Sometimes, I’ve had to work with something that would eventually be abandoned for good cause. (Go ahead, ask me about the EMC 3D 4000 add-on to the Clariion Disk Libraries. Be ready to bribe me with lots of ice cream to get the full story.) Most of the time, though, I’ve been able to coax a little more out of something that people expected. When I joined the TSM team at NIST in 2006 or so, back around TSM 5.3 or 5.4, I asked if they had tried collocation by group. They hadn’t, so they weren’t using collocation at all; even LTO-2 cartridges were too large to dedicate to one client at a time. I set out to figure out who could be grouped so we’d have a group of clients that would fill two or three cartridges at a time, and as a result any one client’s data was on relatively few cartridges, but most cartridges were closer to full than empty, whether they were filling for the first time or their data was aging off after the tape had been filled at one point.
That’s what I do: figure out how something can work better. Not working at all? Can it be fixed, and if so, how? Working, but not well? Why not? Poor configuration, or just a poor product? And when something settles down and seems to be working well, I watch for anomalies and chase loose ends.
I remember once noticing that a TSM server was calling for a two-year-old tape to be mounted. Why? And what was on that tape? DB2 backups from two years ago. Why did we have two-year-old DB2 backups, and how many other tapes had only database backups that no one in their right mind would ever load back into a production database server? Within three months, we had purged more than 75% of the backup data written by various database servers and put the fear of Nick into our DBAs so that they started managing their database backups. That in turn let us retire a physical tape library a year earlier than expected, because the amount of data we had to copy to a new virtual tape library was suddenly much, much smaller than it had been before. Nothing was overtly broken, but I noticed an anomalous behavior and followed it into the rabbit’s hole.

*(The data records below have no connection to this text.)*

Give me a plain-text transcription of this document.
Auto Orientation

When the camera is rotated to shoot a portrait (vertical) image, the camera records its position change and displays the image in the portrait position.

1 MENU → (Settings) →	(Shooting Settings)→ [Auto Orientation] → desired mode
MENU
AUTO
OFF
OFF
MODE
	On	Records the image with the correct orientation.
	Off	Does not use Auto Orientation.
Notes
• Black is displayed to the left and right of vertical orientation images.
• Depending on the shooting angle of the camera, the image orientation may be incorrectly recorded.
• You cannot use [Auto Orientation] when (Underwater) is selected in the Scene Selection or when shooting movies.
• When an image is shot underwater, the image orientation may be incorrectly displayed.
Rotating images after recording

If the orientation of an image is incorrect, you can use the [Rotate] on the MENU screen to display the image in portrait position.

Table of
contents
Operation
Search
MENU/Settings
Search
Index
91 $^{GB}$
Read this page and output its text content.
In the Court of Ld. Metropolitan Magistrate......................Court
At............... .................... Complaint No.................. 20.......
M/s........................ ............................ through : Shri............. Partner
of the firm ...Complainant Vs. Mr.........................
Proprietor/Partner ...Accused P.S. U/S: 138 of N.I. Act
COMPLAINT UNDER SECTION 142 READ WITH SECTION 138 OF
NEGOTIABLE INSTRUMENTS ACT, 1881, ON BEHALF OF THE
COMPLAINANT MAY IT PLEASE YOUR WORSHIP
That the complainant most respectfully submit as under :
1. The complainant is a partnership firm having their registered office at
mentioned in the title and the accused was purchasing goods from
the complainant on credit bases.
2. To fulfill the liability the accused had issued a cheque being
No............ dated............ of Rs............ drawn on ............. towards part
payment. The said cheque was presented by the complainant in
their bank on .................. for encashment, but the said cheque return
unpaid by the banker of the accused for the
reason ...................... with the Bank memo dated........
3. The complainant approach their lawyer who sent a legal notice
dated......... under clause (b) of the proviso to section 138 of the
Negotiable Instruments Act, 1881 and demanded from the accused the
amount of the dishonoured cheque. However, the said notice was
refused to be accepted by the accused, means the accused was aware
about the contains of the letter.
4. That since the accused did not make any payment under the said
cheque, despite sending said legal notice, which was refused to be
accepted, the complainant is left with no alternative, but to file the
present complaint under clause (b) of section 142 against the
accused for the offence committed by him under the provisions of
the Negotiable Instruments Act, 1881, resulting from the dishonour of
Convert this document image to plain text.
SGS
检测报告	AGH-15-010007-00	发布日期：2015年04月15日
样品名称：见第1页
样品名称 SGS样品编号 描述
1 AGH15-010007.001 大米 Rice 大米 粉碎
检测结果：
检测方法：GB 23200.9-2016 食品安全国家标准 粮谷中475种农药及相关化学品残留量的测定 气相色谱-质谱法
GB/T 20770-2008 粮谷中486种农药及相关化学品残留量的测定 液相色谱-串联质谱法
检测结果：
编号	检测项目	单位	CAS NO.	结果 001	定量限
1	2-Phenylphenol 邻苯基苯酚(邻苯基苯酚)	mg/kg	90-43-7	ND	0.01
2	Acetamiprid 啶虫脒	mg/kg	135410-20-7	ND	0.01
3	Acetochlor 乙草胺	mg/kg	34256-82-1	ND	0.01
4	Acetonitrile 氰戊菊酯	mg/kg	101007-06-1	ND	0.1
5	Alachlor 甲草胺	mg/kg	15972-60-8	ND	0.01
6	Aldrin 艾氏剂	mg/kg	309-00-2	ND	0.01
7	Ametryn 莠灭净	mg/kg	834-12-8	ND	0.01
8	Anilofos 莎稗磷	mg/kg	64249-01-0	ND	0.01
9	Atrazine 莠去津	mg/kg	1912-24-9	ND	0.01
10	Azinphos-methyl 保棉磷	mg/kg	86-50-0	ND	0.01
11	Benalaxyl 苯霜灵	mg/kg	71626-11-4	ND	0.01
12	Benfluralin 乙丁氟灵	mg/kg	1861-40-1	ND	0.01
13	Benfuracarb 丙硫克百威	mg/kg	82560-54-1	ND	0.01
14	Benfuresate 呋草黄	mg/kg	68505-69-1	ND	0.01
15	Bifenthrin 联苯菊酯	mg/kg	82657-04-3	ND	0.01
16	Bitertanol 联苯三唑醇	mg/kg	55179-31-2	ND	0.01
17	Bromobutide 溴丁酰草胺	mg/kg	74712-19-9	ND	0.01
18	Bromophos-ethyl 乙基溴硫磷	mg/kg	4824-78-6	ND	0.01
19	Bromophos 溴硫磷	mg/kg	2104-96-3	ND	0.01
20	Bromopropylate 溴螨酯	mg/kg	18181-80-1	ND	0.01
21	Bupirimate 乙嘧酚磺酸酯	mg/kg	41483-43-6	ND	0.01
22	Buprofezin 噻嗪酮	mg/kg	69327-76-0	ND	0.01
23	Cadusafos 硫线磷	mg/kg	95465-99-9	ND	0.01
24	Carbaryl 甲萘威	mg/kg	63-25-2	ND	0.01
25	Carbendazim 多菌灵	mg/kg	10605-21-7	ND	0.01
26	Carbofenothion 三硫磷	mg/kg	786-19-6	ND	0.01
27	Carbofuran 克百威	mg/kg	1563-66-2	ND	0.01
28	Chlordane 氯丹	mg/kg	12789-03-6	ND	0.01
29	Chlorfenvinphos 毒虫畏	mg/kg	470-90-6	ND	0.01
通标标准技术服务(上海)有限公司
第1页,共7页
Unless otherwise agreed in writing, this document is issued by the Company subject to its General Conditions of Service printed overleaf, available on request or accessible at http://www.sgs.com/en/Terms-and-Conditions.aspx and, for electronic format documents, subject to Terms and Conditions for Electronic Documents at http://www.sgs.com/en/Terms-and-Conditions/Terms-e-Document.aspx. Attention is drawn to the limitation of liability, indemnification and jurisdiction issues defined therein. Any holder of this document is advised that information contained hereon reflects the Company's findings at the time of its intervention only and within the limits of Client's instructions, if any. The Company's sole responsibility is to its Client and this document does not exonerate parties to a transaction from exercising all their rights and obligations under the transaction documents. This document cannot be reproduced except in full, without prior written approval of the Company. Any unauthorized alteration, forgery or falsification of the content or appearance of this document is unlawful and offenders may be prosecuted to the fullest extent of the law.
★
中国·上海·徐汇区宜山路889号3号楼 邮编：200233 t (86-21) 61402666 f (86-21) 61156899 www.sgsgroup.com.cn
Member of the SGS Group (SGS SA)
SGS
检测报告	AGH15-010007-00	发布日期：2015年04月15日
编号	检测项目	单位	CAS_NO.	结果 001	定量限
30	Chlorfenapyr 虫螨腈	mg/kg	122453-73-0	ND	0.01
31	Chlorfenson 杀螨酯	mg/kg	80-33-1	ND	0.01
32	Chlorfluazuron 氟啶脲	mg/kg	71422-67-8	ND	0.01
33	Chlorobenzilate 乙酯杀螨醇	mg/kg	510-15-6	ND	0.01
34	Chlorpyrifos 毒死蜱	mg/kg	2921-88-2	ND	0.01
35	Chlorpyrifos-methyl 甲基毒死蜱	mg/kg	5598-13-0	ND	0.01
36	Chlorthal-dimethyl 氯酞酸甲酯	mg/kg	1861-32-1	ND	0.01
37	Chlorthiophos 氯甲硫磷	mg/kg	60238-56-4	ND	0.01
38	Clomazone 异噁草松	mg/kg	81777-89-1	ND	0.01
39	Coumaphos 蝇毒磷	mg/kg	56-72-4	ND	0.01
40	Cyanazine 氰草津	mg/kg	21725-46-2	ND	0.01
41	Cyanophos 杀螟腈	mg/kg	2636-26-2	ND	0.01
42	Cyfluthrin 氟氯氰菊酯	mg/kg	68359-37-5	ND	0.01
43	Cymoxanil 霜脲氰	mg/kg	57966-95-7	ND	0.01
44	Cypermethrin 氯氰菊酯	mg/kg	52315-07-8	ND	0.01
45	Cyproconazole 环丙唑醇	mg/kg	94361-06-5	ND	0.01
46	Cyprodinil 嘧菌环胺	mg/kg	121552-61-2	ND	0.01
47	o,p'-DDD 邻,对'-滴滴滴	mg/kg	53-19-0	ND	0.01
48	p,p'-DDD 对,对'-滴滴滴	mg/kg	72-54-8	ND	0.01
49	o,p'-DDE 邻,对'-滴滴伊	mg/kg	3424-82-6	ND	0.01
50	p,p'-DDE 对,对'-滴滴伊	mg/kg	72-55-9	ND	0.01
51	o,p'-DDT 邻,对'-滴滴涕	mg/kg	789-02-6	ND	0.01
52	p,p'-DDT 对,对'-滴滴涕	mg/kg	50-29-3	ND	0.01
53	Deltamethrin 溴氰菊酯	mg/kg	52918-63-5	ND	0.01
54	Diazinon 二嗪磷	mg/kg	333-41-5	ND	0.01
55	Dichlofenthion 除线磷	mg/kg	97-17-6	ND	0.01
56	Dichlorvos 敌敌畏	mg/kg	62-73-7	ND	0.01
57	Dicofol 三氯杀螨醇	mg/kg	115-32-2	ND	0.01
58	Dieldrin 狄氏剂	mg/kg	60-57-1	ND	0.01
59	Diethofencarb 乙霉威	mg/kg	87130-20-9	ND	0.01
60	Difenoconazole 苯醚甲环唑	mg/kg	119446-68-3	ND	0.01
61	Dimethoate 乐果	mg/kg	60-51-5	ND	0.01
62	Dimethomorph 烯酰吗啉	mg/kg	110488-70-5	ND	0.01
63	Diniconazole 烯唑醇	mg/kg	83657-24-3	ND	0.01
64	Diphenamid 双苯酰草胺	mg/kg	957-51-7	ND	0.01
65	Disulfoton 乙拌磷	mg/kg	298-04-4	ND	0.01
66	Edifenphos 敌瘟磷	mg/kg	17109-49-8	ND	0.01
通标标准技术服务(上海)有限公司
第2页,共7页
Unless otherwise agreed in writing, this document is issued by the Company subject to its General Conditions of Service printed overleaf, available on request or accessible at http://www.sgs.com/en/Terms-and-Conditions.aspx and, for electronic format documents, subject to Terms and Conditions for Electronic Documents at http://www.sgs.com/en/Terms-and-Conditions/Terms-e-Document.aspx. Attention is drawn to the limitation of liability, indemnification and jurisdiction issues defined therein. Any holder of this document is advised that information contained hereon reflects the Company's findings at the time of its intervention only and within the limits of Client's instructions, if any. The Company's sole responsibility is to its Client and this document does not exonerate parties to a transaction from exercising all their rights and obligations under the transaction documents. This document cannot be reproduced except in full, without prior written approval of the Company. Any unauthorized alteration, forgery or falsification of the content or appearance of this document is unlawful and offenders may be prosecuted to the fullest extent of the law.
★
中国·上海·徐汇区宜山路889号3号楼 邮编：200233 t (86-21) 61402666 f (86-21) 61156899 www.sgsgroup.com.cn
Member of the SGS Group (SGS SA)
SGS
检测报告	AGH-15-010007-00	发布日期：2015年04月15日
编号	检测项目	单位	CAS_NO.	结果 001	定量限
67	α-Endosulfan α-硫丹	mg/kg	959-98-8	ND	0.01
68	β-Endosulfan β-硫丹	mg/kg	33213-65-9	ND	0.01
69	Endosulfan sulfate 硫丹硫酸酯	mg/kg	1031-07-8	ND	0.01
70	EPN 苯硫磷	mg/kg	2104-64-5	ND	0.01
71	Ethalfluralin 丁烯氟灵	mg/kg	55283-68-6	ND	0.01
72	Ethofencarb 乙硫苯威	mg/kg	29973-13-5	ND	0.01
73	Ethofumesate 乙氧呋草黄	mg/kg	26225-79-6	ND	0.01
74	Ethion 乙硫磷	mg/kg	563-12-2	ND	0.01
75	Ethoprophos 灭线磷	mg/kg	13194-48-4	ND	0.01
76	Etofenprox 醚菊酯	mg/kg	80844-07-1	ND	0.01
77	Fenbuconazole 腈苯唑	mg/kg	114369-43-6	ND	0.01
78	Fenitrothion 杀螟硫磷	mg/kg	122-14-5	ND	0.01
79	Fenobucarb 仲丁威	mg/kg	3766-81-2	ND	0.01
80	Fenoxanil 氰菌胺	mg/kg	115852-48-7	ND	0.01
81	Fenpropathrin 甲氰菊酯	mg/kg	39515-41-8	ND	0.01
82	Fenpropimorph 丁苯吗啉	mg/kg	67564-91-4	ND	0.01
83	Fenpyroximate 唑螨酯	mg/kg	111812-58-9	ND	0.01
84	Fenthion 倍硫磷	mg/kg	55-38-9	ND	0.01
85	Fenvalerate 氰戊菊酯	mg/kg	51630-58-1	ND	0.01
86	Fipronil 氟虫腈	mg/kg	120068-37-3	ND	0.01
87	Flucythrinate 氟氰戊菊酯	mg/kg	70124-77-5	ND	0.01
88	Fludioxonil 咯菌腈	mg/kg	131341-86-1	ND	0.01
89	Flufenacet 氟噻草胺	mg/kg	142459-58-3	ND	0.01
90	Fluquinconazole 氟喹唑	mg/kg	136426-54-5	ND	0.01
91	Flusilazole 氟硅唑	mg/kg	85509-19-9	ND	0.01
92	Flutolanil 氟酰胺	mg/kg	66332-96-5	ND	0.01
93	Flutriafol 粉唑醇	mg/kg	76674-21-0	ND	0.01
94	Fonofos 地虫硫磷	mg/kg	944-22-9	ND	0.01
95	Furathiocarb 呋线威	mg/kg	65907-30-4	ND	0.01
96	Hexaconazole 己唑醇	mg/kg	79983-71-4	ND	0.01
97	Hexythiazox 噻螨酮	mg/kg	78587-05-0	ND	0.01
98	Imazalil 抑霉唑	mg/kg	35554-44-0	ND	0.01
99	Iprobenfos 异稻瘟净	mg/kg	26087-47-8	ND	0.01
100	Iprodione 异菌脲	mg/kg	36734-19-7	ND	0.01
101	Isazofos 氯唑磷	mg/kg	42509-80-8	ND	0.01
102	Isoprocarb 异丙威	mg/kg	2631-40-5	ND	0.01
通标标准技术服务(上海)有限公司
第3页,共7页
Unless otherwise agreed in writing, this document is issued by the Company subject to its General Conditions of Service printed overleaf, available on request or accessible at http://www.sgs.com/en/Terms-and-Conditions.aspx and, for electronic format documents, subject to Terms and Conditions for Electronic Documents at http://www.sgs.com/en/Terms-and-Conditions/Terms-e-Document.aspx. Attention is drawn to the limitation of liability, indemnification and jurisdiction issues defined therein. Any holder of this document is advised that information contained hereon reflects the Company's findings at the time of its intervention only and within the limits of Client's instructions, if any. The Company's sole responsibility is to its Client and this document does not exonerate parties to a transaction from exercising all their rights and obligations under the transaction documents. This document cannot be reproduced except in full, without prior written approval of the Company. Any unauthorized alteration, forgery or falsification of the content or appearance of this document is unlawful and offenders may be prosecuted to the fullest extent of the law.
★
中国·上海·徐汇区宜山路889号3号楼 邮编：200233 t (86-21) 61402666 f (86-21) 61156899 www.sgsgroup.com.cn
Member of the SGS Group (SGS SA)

Right now, I’m supposed to be arranging proof-of-concept demonstrations of backup systems from three different vendors (or partnerships, in one case) in advance of choosing equipment for our next data center. I hate this. For one thing, at this point, it’s all paperwork. Design some tests. Work with the vendors to agree on some dates. Decide upon test criteria. Do we have performance requirements? OK, fine, now, do we have realistic performance goals? (Is our current system being blamed for not having met performance expectations that were never realistic?) Can I get this team to commit to testing whether their application is correctly backed up by this new method? Do I know how much time we need? Does their estimate expect me to multiply proposed durations by three, so I really should multiplying by six? (Nothing every goes as quickly as planned, and if you fudge your numbers so my adjustments bring me back to your “real” numbers, well, your real numbers still aren’t real, hence multiplying by six, not by three.) Do I really need to get three times as much rack space so I can have three sets of competing products racked at once, or are we going to do this in serial fashion and risk one product being held up because another needed “just a little more time”? For that matter, will I be available as projected, or will I be called away due to day-to-day surprises and thus be the reason we don’t complete each test?
I’m good at things when I understand their purpose and how the pieces fit together. I’m not nearly as good at looking at someone else’s concept and knowing how to proceed, unless that person and I have a lot of shared history. Someone else who has the same problem but doesn’t realize it might rush off and happily implement something that the original person wouldn’t realize was related to their concept. On the one hand, I don’t do that. On the other hand, I worry myself sick about ambiguities I recognize or requirements I don’t understand. (“Why does this have to accommodate left-handed Lithuanians? Why Lithuanians? Why left-handed? Or am I misreading someone’s cocktail napkin scribblings?”)
If I was still working for the big orange home improvement store, I’d turn to one of my colleagues and let him go blue-sky the PoCs while I took his turn at making sure the trains run on time and the freight all gets delivered. He loves the design phase but slogs through operational issues. I’m not at BOHIS, though. I’m not part of a team of three who only do one thing, backups. Do I trust anyone else to do this well? If not, why bother with a PoC?
So, I’m doing things because I’m the best person to do them, not because they’re the best things for me to do. Three months from now, or six months from now, the dust will settle and I’ll be back squeezing the last 10% out of whatever system we chose. But between now and then, too often I’ll look up from some spreadsheet or some test plan at a display of how the current backup system is running and yearn to be back chasing some anomaly or squeezing a little more performance out of it instead.
Things I’m good at. Things that are good for me. The latter is probably a subset of the former (or at least mostly), but too often I’m working in the former in a section that isn’t always the latter. I guess that’s part of being a team player, but that doesn’t make me like it.